OKLAHOMA CITY — For 25 minutes, a group of eight Big 12 coaches sat on stools and remembered one of the greatest skippers in college baseball history.
Nearly two months to the day of his death, the loss of an icon, legendary Texas coach Augie Garrido, still resonated at the annual Big 12 baseball tournament.
Some were emotional. Others grappled with the fact that, for the first time since 1997, Garrido won’t be around for the Big 12 postseason.
“It almost seems like to me he’s still here. They all say he’s here in spirit,” Texas Tech coach Tim Tadlock said Tuesday during a media luncheon at Mickey Mantle’s Steakhouse in Oklahoma City.
“All of us really have everything to thank for all he did for college baseball.”
One by one, each coach shared stories and their fondest memories of Garrido, the longtime coach who had a stroke and passed away in March at age 79.
It only seemed fitting when considering Garrido, who coached for 48 years, was Big 12 baseball for decades.
“Luckily, he shared so many (stories) so that his lifelong lessons and teachings can be passed on and shared with athletes for many, many years to come,” Oklahoma State coach Josh Holliday said.
Many of the anecdotes spoke to how Garrido built his career off treating others, using his selfless character to befriend coaches along the way.
Above all else, the respect and admiration for Garrido were blatantly obvious.
“The one thing he always relayed to us is it’s about relationships,” Baylor coach Steve Rodriguez said. “I say — just because of Augie — I always value how I am as a coach by the number of wedding invitations I get from former players.

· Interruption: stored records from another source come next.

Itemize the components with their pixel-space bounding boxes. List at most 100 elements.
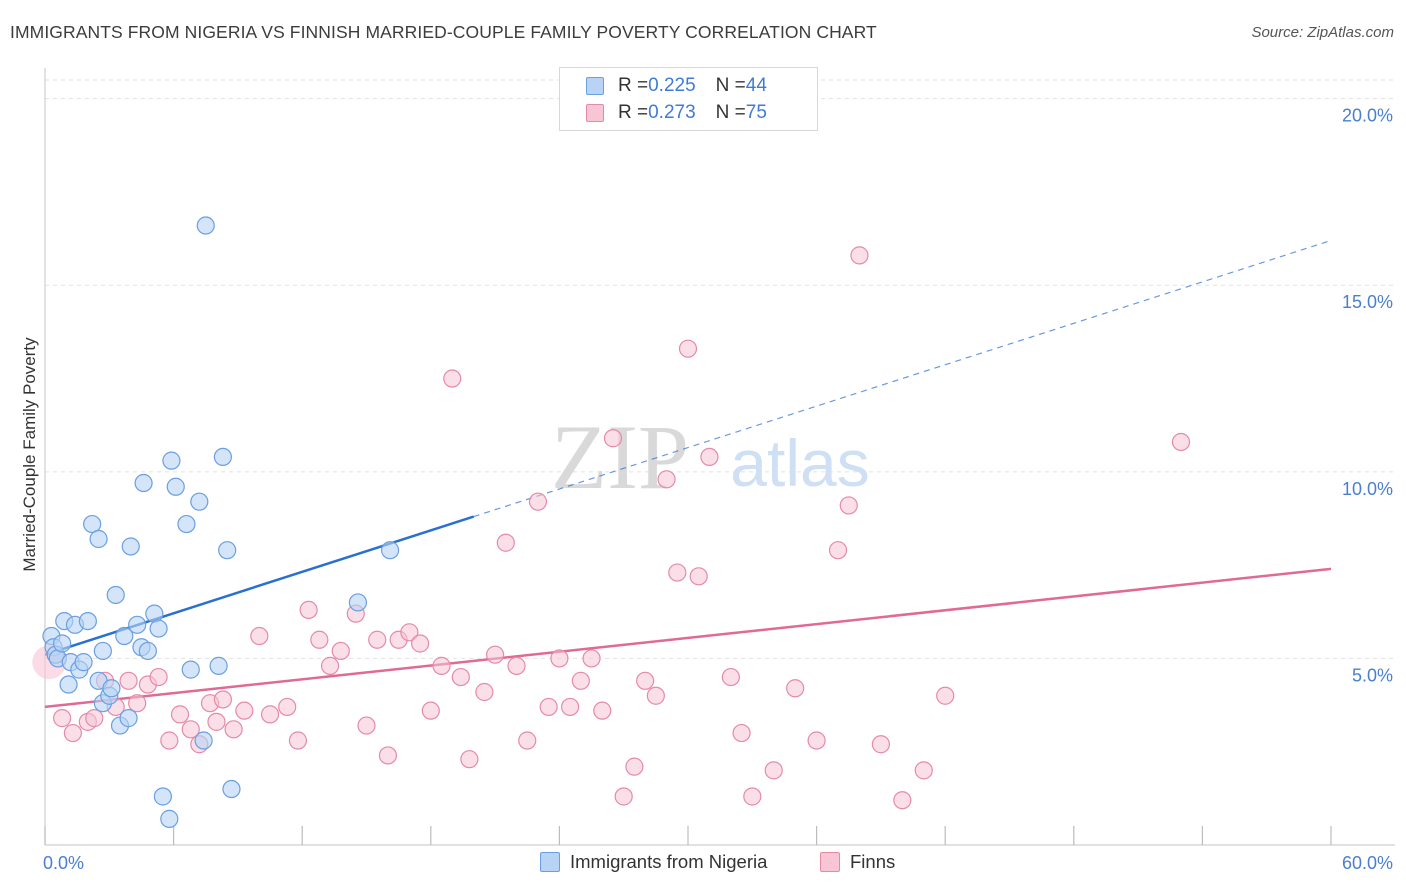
finns-point: [850, 246, 869, 265]
finns-point: [936, 686, 955, 705]
legend-row-finns: R = 0.273 N = 75: [586, 101, 767, 125]
finns-point: [278, 697, 297, 717]
finns-point: [689, 567, 708, 586]
grid-lines: [45, 79, 1395, 659]
nigeria-points: [42, 216, 400, 828]
finns-point: [668, 563, 687, 582]
finns-point: [807, 731, 826, 750]
y-tick-label: 15.0%: [1342, 292, 1393, 312]
nigeria-point: [196, 216, 215, 235]
nigeria-point: [181, 660, 200, 679]
nigeria-point: [222, 779, 241, 799]
finns-point: [85, 709, 104, 728]
nigeria-point: [59, 675, 78, 694]
legend-row-nigeria: R = 0.225 N = 44: [586, 74, 767, 98]
legend-swatch-blue: [586, 77, 604, 95]
finns-point: [288, 731, 308, 750]
finns-point: [63, 723, 82, 743]
finns-point: [378, 746, 398, 765]
finns-point: [743, 787, 762, 806]
axis-labels: 5.0% 10.0% 15.0% 20.0% 0.0% 60.0% Married-Coup…: [20, 106, 1393, 873]
nigeria-point: [177, 514, 196, 534]
finns-point: [496, 533, 515, 552]
bottom-legend-label-finns: Finns: [850, 851, 896, 872]
finns-point: [421, 701, 440, 720]
finns-point: [893, 791, 912, 810]
finns-point: [357, 716, 376, 735]
finns-point: [432, 656, 451, 675]
finns-point: [250, 626, 269, 646]
nigeria-point: [134, 473, 153, 493]
nigeria-point: [121, 537, 140, 556]
finns-point: [451, 667, 470, 687]
finns-point: [700, 447, 719, 467]
bottom-legend-label-nigeria: Immigrants from Nigeria: [570, 851, 768, 872]
finns-point: [213, 690, 232, 709]
nigeria-point: [78, 611, 97, 631]
finns-point: [1171, 432, 1191, 452]
source-label: Source: ZipAtlas.com: [1251, 24, 1394, 41]
finns-point: [331, 641, 350, 661]
finns-point: [128, 694, 147, 713]
finns-point: [764, 761, 783, 780]
finns-point: [260, 705, 280, 724]
finns-point: [160, 731, 179, 750]
nigeria-point: [119, 709, 138, 728]
y-tick-label: 5.0%: [1352, 665, 1393, 685]
finns-point: [119, 671, 138, 690]
finns-point: [636, 671, 655, 690]
y-axis-title: Married-Couple Family Poverty: [20, 337, 39, 572]
finns-point: [443, 369, 462, 388]
legend-r-label: R =: [618, 75, 649, 96]
finns-point: [320, 656, 340, 675]
bottom-legend-finns: Finns: [820, 851, 895, 873]
finns-point: [593, 701, 612, 720]
finns-point: [839, 496, 858, 515]
nigeria-point: [160, 809, 179, 828]
finns-point: [678, 339, 698, 358]
finns-point: [550, 649, 569, 668]
nigeria-point: [53, 634, 72, 653]
nigeria-point: [93, 641, 112, 661]
nigeria-point: [190, 492, 209, 511]
nigeria-point: [128, 615, 147, 634]
nigeria-point: [194, 731, 213, 750]
finns-point: [786, 679, 805, 698]
legend-n-value: 44: [745, 75, 767, 96]
finns-point: [170, 705, 190, 724]
finns-point: [828, 541, 848, 560]
finns-point: [914, 761, 933, 780]
nigeria-point: [209, 656, 228, 675]
nigeria-point: [348, 593, 368, 612]
x-tick-label: 60.0%: [1342, 853, 1393, 873]
legend-n-value: 75: [745, 102, 767, 123]
finns-point: [614, 787, 633, 806]
finns-point: [539, 697, 558, 717]
finns-point: [486, 645, 505, 664]
finns-point: [53, 709, 72, 728]
nigeria-point: [166, 477, 185, 496]
nigeria-point: [102, 679, 121, 698]
x-tick-label: 0.0%: [43, 853, 84, 873]
correlation-legend: R = 0.225 N = 44 R = 0.273 N = 75: [559, 67, 818, 131]
bottom-legend-nigeria: Immigrants from Nigeria: [540, 851, 767, 873]
finns-point: [721, 667, 740, 687]
trend-line-nigeria-projection: [473, 239, 1332, 518]
nigeria-point: [138, 641, 157, 661]
finns-point: [310, 630, 329, 649]
bottom-legend-swatch-pink: [820, 852, 840, 872]
chart-title: IMMIGRANTS FROM NIGERIA VS FINNISH MARRI…: [10, 22, 877, 42]
nigeria-point: [74, 653, 93, 672]
finns-point: [181, 720, 200, 739]
legend-n-label: N =: [715, 75, 746, 96]
legend-n-label: N =: [715, 102, 746, 123]
finns-point: [207, 712, 226, 731]
finns-point: [224, 720, 243, 739]
finns-points: [32, 246, 1191, 810]
nigeria-point: [162, 451, 181, 470]
finns-point: [582, 649, 601, 668]
legend-r-label: R =: [618, 102, 649, 123]
watermark-atlas: atlas: [730, 426, 869, 500]
finns-point: [571, 671, 590, 690]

Hopefully, I made an impact in their life.”
Garrido’s presence was always felt.
West Virginia coach Randy Mazey spent 10 years, first as a TCU assistant and later West Virginia’s head coach, trying to impress Garrido. Mazey received the loudest laughter Tuesday when he explained how he tried to neutralize Garrido’s affinity of calling hit-and-runs by pitching out against Texas.
“After 26 pitchouts, I finally got a guy out,” Mazey said smiling. “To this day, I felt good about it.”
Some coaches simply couldn’t beat Garrido. He won 321 league games and seven league titles during his Texas tenure. For that, his peers considered him an innovator of the game. His teaching chops were elite.
It didn’t stop them from trying, though. Kansas coach Ritch Price said he left Cal Poly for Kansas in 2002 primarily to compete against a living legend.
Price first met Garrido in the mid-‘90s when Cal Poly played Garrido's Cal State Fullerton squad. Price remembers asking Garrido why he bunted in the first inning early in the season. Garrido explained how he coached the first game of the season as if it was the College World Series.
“He said it’s the single greatest sacrifice of this game,” Price recalled. “You play for your team, you get yourself up for your team and you play for the name on the front of your shirt.”
Garrido is remembered for winning five national championships (two with Texas), but he always wondered about the ones that got away. Texas coach David Pierce, who replaced Garrido in 2017, was with the coach during a 2015 trip to Singapore when, during a seminar, he was congratulated on winning the titles.
“He goes, ‘Well, thank you, but that means we failed (43) times,’” Pierce recalled. “That’s the expectations he has on all of those teams. A wonderful man, and I’m privileged to follow his footsteps.”
Garrido had a way with his words, like how he finished every text message sent to Pierce with “I cherish our friendship.”
A certain text message sent in 2015 to TCU Coach Jim Schlossnagle is one he’ll never forget.
An eventual College World Series participant that year, TCU was “embarrassed” during the Big 12 tournament by losing its first two games. By the time Schlossnagle was back on the bus, a long text message from Garrido awaited him.
“He said this is the best thing to happen to your team — here’s how you should handle it and he’s what I would do,” Schlossnagle said. “He was so selfless.”
Schlossnagle noted how Garrido became a personal mentor in his life during the past five years. The same could be said for Oklahoma coach Skip Johnson, who served as Garrido’s pitching coach for 10 years.
Johnson spoke candidly about his former boss before having to pass the microphone so he wouldn’t get emotional.
He mentioned how he wouldn’t be a head coach without Garrido’s guidance. He also offered up a way to continually honor Garrido’s legacy.
“Every coach up here would agree if the Big 12 and the NCAA Coach of the Year is not named after him, it’s a travesty,” Johnson said. “I really believe that. That’s what he’s all about. He’s an icon.”